Less surprised, and for some reason wary of saying anything about Castillo or Bowles to reporters Monday, was defensive end Jason Babin. He said describing his reaction to the change would be "above my pay grade."
Babin said characterizing Bowles' message to the defense would be "giving away the game plan," even though no game plan will begin to be installed until Wednesday.
"I've been doing this for 9 years now," Babin said, when asked about surprise. "You kind of have to be numb."
Slightly more helpful was corner Nnamdi Asomugha, who has made no secret of his high regard for Bowles since Bowles arrived from his three-game stint as the Dolphins' intermim head coach in January.
"There's an equanimity about him," said Asomugha, quite possibly becoming the only Eagle ever to use the word "equanimity" in the 80-year history of the franchise. "It doesn't matter what's going on, he's always going to be calm, just relaxed and stuff like that. So that's good. He always feels like there's a solution, no matter what we're going through."

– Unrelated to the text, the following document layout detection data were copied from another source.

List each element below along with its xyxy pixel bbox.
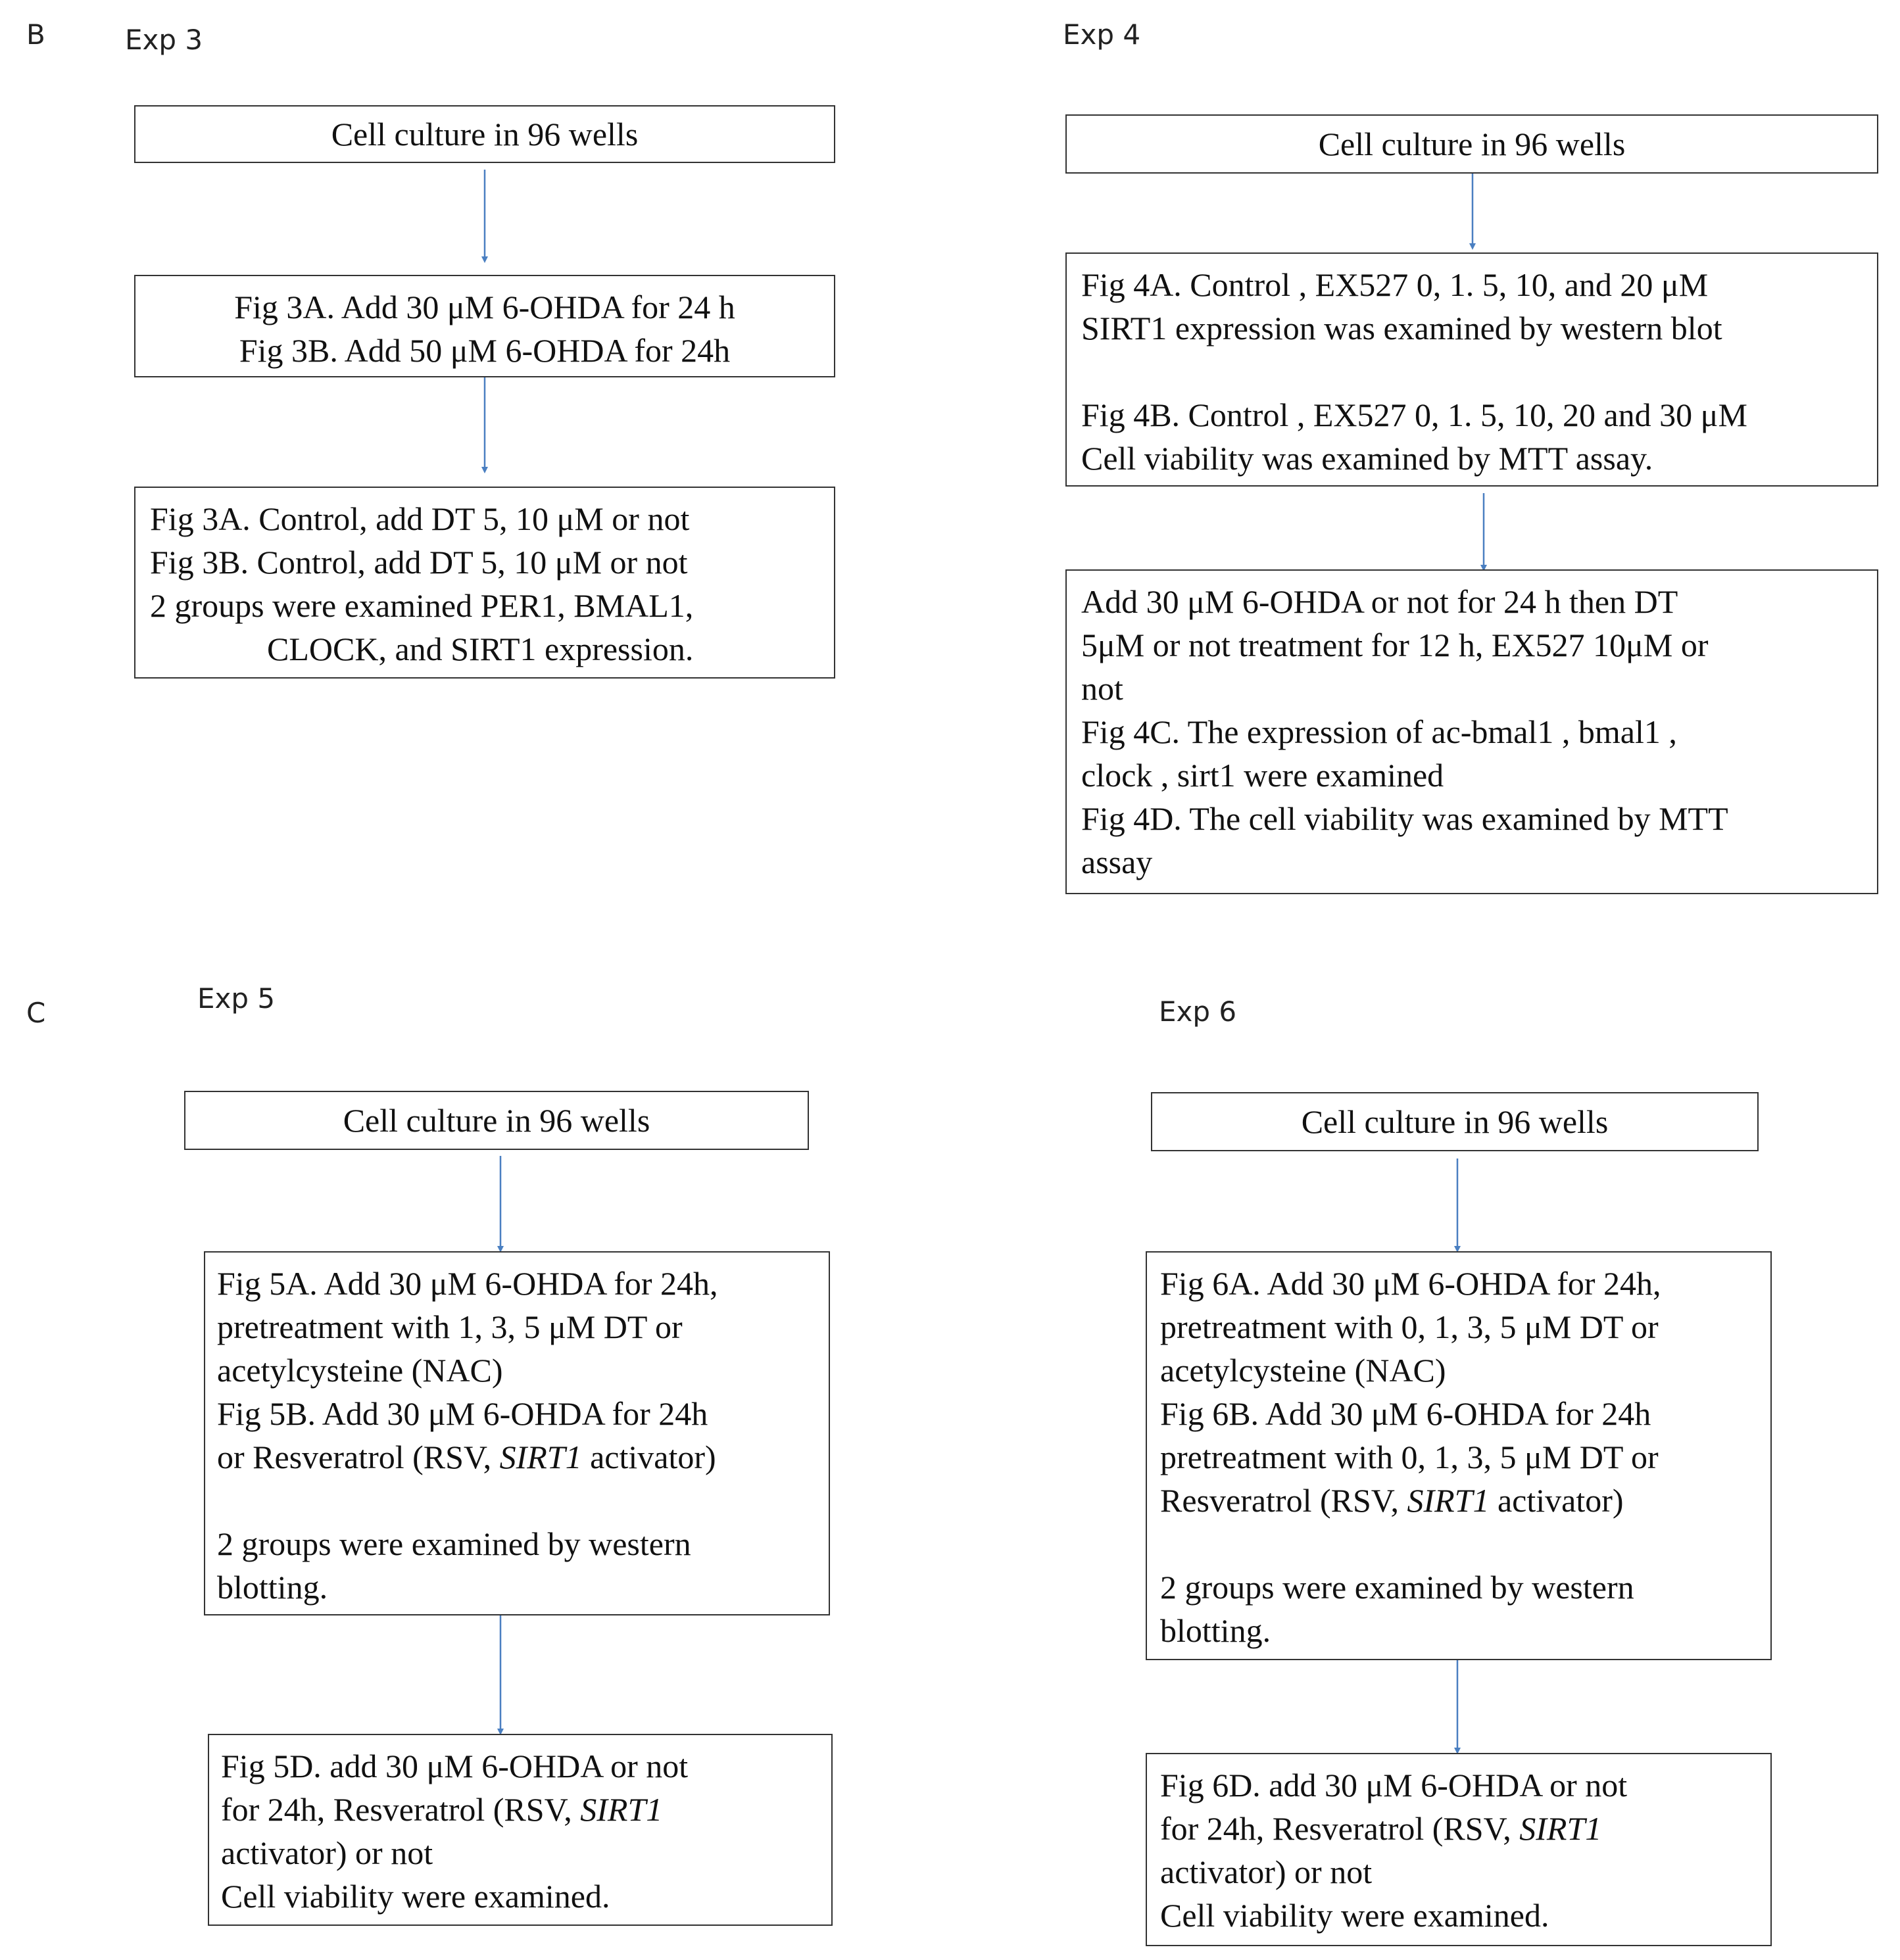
exp5-box-culture-text: Cell culture in 96 wells	[343, 1102, 650, 1139]
exp4-box-analysis-line: 5μM or not treatment for 12 h, EX527 10μM or	[1081, 627, 1709, 663]
exp6-box-treatment-line: blotting.	[1160, 1612, 1271, 1649]
exp4-box-ex527-line: Cell viability was examined by MTT assay.	[1081, 440, 1653, 477]
exp6-box-treatment-line: pretreatment with 0, 1, 3, 5 μM DT or	[1160, 1439, 1659, 1475]
exp3-title: Exp 3	[125, 24, 203, 56]
exp3-box-analysis-line: Fig 3A. Control, add DT 5, 10 μM or not	[150, 500, 690, 537]
exp5-box-viability-line	[221, 1788, 831, 1831]
exp5-box-treatment-line: 2 groups were examined by western	[217, 1525, 691, 1562]
exp5-box-treatment-line: pretreatment with 1, 3, 5 μM DT or	[217, 1308, 683, 1345]
exp6-box-treatment-line	[1160, 1479, 1770, 1522]
exp5-rsv-gene: SIRT1	[499, 1439, 582, 1475]
exp5-box-treatment-line: blotting.	[217, 1569, 328, 1606]
exp5-rsv-suffix: activator)	[581, 1439, 716, 1475]
exp5-box-treatment-line: Fig 5A. Add 30 μM 6-OHDA for 24h,	[217, 1265, 718, 1302]
exp3-box-analysis-line: 2 groups were examined PER1, BMAL1,	[150, 587, 694, 624]
exp5-box-viability-line: Fig 5D. add 30 μM 6-OHDA or not	[221, 1748, 689, 1784]
exp6-box-treatment-line: Fig 6A. Add 30 μM 6-OHDA for 24h,	[1160, 1265, 1661, 1302]
exp4-box-culture-text: Cell culture in 96 wells	[1318, 126, 1626, 162]
spacer-line	[217, 1479, 829, 1522]
spacer-line	[1160, 1522, 1770, 1566]
exp6-box-viability-line	[1160, 1807, 1770, 1850]
exp5-box-viability-line: activator) or not	[221, 1834, 433, 1871]
exp6-box-treatment-line: 2 groups were examined by western	[1160, 1569, 1634, 1606]
exp4-box-analysis-line: clock , sirt1 were examined	[1081, 757, 1444, 794]
exp4-box-analysis-line: assay	[1081, 844, 1153, 880]
exp5-box-viability-line: Cell viability were examined.	[221, 1878, 610, 1915]
exp5-viability-rsv-gene: SIRT1	[580, 1791, 663, 1828]
exp6-title: Exp 6	[1159, 995, 1237, 1028]
exp5-box-culture	[184, 1091, 809, 1150]
exp4-box-analysis-line: not	[1081, 670, 1123, 707]
exp3-box-treatment-line: Fig 3B. Add 50 μM 6-OHDA for 24h	[239, 332, 731, 369]
exp6-rsv-suffix: activator)	[1489, 1482, 1624, 1519]
exp6-box-viability	[1146, 1753, 1772, 1946]
exp5-box-treatment-line	[217, 1435, 829, 1479]
exp6-viability-rsv-gene: SIRT1	[1519, 1810, 1602, 1847]
exp3-box-analysis	[134, 487, 835, 679]
exp6-rsv-prefix: Resveratrol (RSV,	[1160, 1482, 1407, 1519]
exp4-box-analysis-line: Fig 4D. The cell viability was examined by MTT	[1081, 800, 1728, 837]
exp5-rsv-prefix: or Resveratrol (RSV,	[217, 1439, 500, 1475]
exp4-box-ex527	[1065, 252, 1878, 487]
exp6-box-treatment	[1146, 1251, 1772, 1660]
exp6-rsv-gene: SIRT1	[1407, 1482, 1490, 1519]
exp6-box-treatment-line: pretreatment with 0, 1, 3, 5 μM DT or	[1160, 1308, 1659, 1345]
panel-label-c: C	[26, 997, 46, 1029]
exp3-box-treatment	[134, 275, 835, 377]
exp6-viability-rsv-prefix: for 24h, Resveratrol (RSV,	[1160, 1810, 1520, 1847]
exp4-box-analysis-line: Fig 4C. The expression of ac-bmal1 , bmal1 ,	[1081, 713, 1677, 750]
exp3-box-analysis-line: Fig 3B. Control, add DT 5, 10 μM or not	[150, 544, 688, 581]
exp6-box-viability-line: Fig 6D. add 30 μM 6-OHDA or not	[1160, 1767, 1628, 1804]
exp3-box-culture	[134, 105, 835, 163]
exp5-box-treatment-line: acetylcysteine (NAC)	[217, 1352, 503, 1389]
exp6-box-viability-line: Cell viability were examined.	[1160, 1897, 1549, 1934]
exp6-box-treatment-line: Fig 6B. Add 30 μM 6-OHDA for 24h	[1160, 1395, 1651, 1432]
exp6-box-culture	[1151, 1092, 1759, 1151]
panel-label-b: B	[26, 18, 45, 51]
exp5-title: Exp 5	[197, 982, 276, 1015]
exp6-box-viability-line: activator) or not	[1160, 1853, 1373, 1890]
exp4-box-ex527-line: Fig 4A. Control , EX527 0, 1. 5, 10, and 20 μM	[1081, 266, 1709, 303]
exp4-box-ex527-line: Fig 4B. Control , EX527 0, 1. 5, 10, 20 and 30 μM	[1081, 396, 1747, 433]
exp5-box-treatment-line: Fig 5B. Add 30 μM 6-OHDA for 24h	[217, 1395, 708, 1432]
exp4-title: Exp 4	[1063, 18, 1141, 51]
exp4-box-analysis-line: Add 30 μM 6-OHDA or not for 24 h then DT	[1081, 583, 1678, 620]
exp4-box-ex527-line	[1081, 350, 1877, 393]
exp5-box-treatment	[204, 1251, 830, 1615]
exp3-box-treatment-line: Fig 3A. Add 30 μM 6-OHDA for 24 h	[234, 289, 735, 325]
exp5-box-viability	[208, 1734, 833, 1926]
exp5-viability-rsv-prefix: for 24h, Resveratrol (RSV,	[221, 1791, 581, 1828]
exp4-box-analysis	[1065, 569, 1878, 894]
exp4-box-culture	[1065, 114, 1878, 174]
exp6-box-treatment-line: acetylcysteine (NAC)	[1160, 1352, 1446, 1389]
exp3-box-culture-text: Cell culture in 96 wells	[331, 116, 639, 153]
exp3-box-analysis-line: CLOCK, and SIRT1 expression.	[267, 631, 694, 667]
exp6-box-culture-text: Cell culture in 96 wells	[1301, 1103, 1609, 1140]
exp4-box-ex527-line: SIRT1 expression was examined by western blot	[1081, 310, 1722, 347]
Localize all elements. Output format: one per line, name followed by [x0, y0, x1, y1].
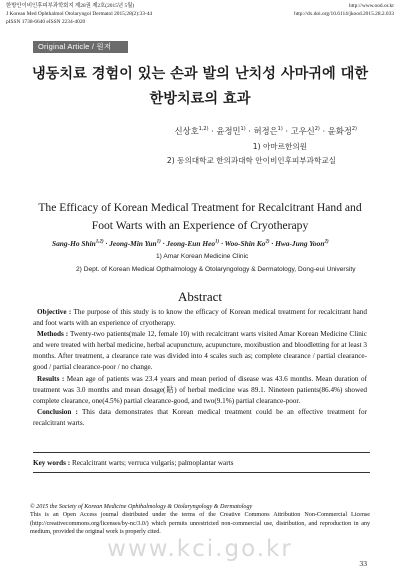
- journal-korean-name: 한방안이비인후피부과학회지 제28권 제2호(2015년 5월): [6, 3, 135, 9]
- abstract-heading: Abstract: [177, 289, 223, 304]
- keywords-top-rule: [33, 452, 370, 453]
- issn: pISSN 1738-6640 eISSN 2234-4020: [6, 19, 86, 25]
- objective-text: The purpose of this study is to know the efficacy of Korean medical treatment for recalcitrant hand and foot warts with an experience of cryotherapy.: [33, 308, 367, 328]
- keywords: [33, 459, 233, 467]
- english-title-line1: The Efficacy of Korean Medical Treatment for Recalcitrant Hand and: [38, 201, 362, 214]
- keywords-bottom-rule: [33, 472, 370, 473]
- english-authors: Sang-Ho Shin$^{1,2)}$ · Jeong-Min Yun$^{1)}$ · Jeong-Eun Heo$^{1)}$ · Woo-Shin $Ko^{2)}$ · Hwa-Jung Yoon$^{2)}$: [52, 239, 329, 248]
- keywords-label: Key words :: [33, 459, 71, 467]
- abstract-body: [33, 307, 367, 429]
- results-label: Results :: [37, 374, 65, 383]
- kci-watermark: www.kci.go.kr: [107, 536, 293, 562]
- doi-link: http://dx.doi.org/10.6114/jkood.2015.28.2.033: [294, 11, 394, 17]
- methods-label: Methods :: [37, 330, 69, 339]
- copyright-line: © 2015 the Society of Korean Medicine Ophthalmology & Otolaryngology & Dermatology: [30, 504, 253, 510]
- methods-text: Twenty-two patients(male 12, female 10) with recalcitrant warts visited Amar Korean Medicine Clinic and were treated with herbal medicine, herbal acupuncture, acupuncture, moxibustion and bloodletting for at least 3 months. After treatment, a clearance rate was divided into 4 scales such as; complete clearance / partial clearance-good / partial clearance-poor / no change.: [33, 330, 367, 372]
- korean-affiliation-1: 1) 아마르한의원: [252, 142, 307, 151]
- license-footer: [30, 503, 370, 536]
- korean-affiliation-2: 2) 동의대학교 한의과대학 안이비인후피부과학교실: [166, 156, 336, 165]
- conclusion-label: Conclusion :: [37, 407, 78, 416]
- objective-label: Objective :: [37, 308, 72, 316]
- korean-title-line2: 한방치료의 효과: [149, 91, 251, 107]
- journal-url: http://www.ood.or.kr: [348, 3, 394, 9]
- page-number: 33: [359, 559, 367, 568]
- english-affiliation-1: 1) Amar Korean Medicine Clinic: [156, 253, 249, 260]
- english-title-line2: Foot Warts with an Experience of Cryotherapy: [91, 219, 309, 232]
- license-text: This is an Open Access journal distributed under the terms of the Creative Commons Attribution Non-Commercial License (http://creativecommons.org/licenses/by-nc/3.0/) which permits unrestricted non-commercial use, distribution, and reproduction in any medium, provided the original work is properly cited.: [30, 512, 370, 535]
- abstract-methods: [33, 329, 367, 373]
- results-text: Mean age of patients was 23.4 years and mean period of disease was 43.6 months. Mean duration of treatment was 3.0 months and mean dosage(貼) of herbal medicine was 89.1. Nineteen patients(86.4%) showed complete clearance, one(4.5%) partial clearance-good, and two(9.1%) partial clearance-poor.: [33, 374, 367, 405]
- abstract-objective: [33, 307, 367, 329]
- korean-authors: 신상호$^{1,2)}$ · 윤정민$^{1)}$ · 허정은$^{1)}$ · 고우신$^{2)}$ · 윤화정$^{2)}$: [174, 126, 357, 136]
- korean-title-line1: 냉동치료 경험이 있는 손과 발의 난치성 사마귀에 대한: [31, 66, 369, 82]
- english-affiliation-2: 2) Dept. of Korean Medical Opthalmology & Otolaryngology & Dermatology, Dong-eui University: [76, 266, 356, 273]
- abstract-results: [33, 374, 367, 407]
- conclusion-text: This data demonstrates that Korean medical treatment could be an effective treatment for recalcitrant warts.: [33, 407, 367, 427]
- journal-citation: J Korean Med Ophthalmol Otolaryngol Dermatol 2015;28(2):33-44: [6, 11, 153, 17]
- keywords-text: Recalcitrant warts; verruca vulgaris; palmoplantar warts: [71, 459, 234, 467]
- abstract-conclusion: [33, 407, 367, 429]
- article-type-badge: Original Article / 원저: [33, 41, 128, 53]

Safety Nate Allen said Bowles is "definitely a player's coach. He relates to us well and we all like him as a coach, and off the field he is a great guy. He's smart, so it's going to be a good thing.
"He talks to us like men. He's not real up in your face. He's not a loud guy. He expects you to know what you have to do as a man and as a professional. We love to play the game. You don't need a lot of motivation. If you do try to get motivation from coaches, then I think you're in the wrong [frame of mind]."
Asked what he thinks will change, Allen said: "It's hard to say right now. We're not sure exactly what [will change] because we haven't really put in a game plan or anything. We'll see on Wednesday, but it'll be good, whatever it is, and we're excited."
Bowles, who turns 49 next month, has never been a coordinator, even though he was an interim head coach and has interviewed for head coaching jobs.
Reporters have been unsure what input Bowles had into strategy up to now; we still don't know whose idea it was to switch up coverages, disastrously, in the fourth quarter of the Oct. 14 overtime loss to Detroit after Allen left with a hamstring injury.
Safety Kurt Coleman said Bowles "was helping make play calls throughout this year. He's a smart coach, he really is. He's going to do his due diligence and understand the game as far as [how] the offense is going to attack us, and you have to be able to adjust during the game. I think he's going to do a great job with that."
Left tackle Jason Peters (Achilles'), eligible to practice this week and next week before he would have to go on injured reserve, did not practice Monday, the Eagles said . . . The highlight of LeSean McCoy's bye week was having his number retired at Bishop McDevitt High in Harrisburg. "There's only two guys ever to get their number retired there, me and [ex-Eagles running back Ricky Watters]," McCoy said. "It felt good to go home and do that."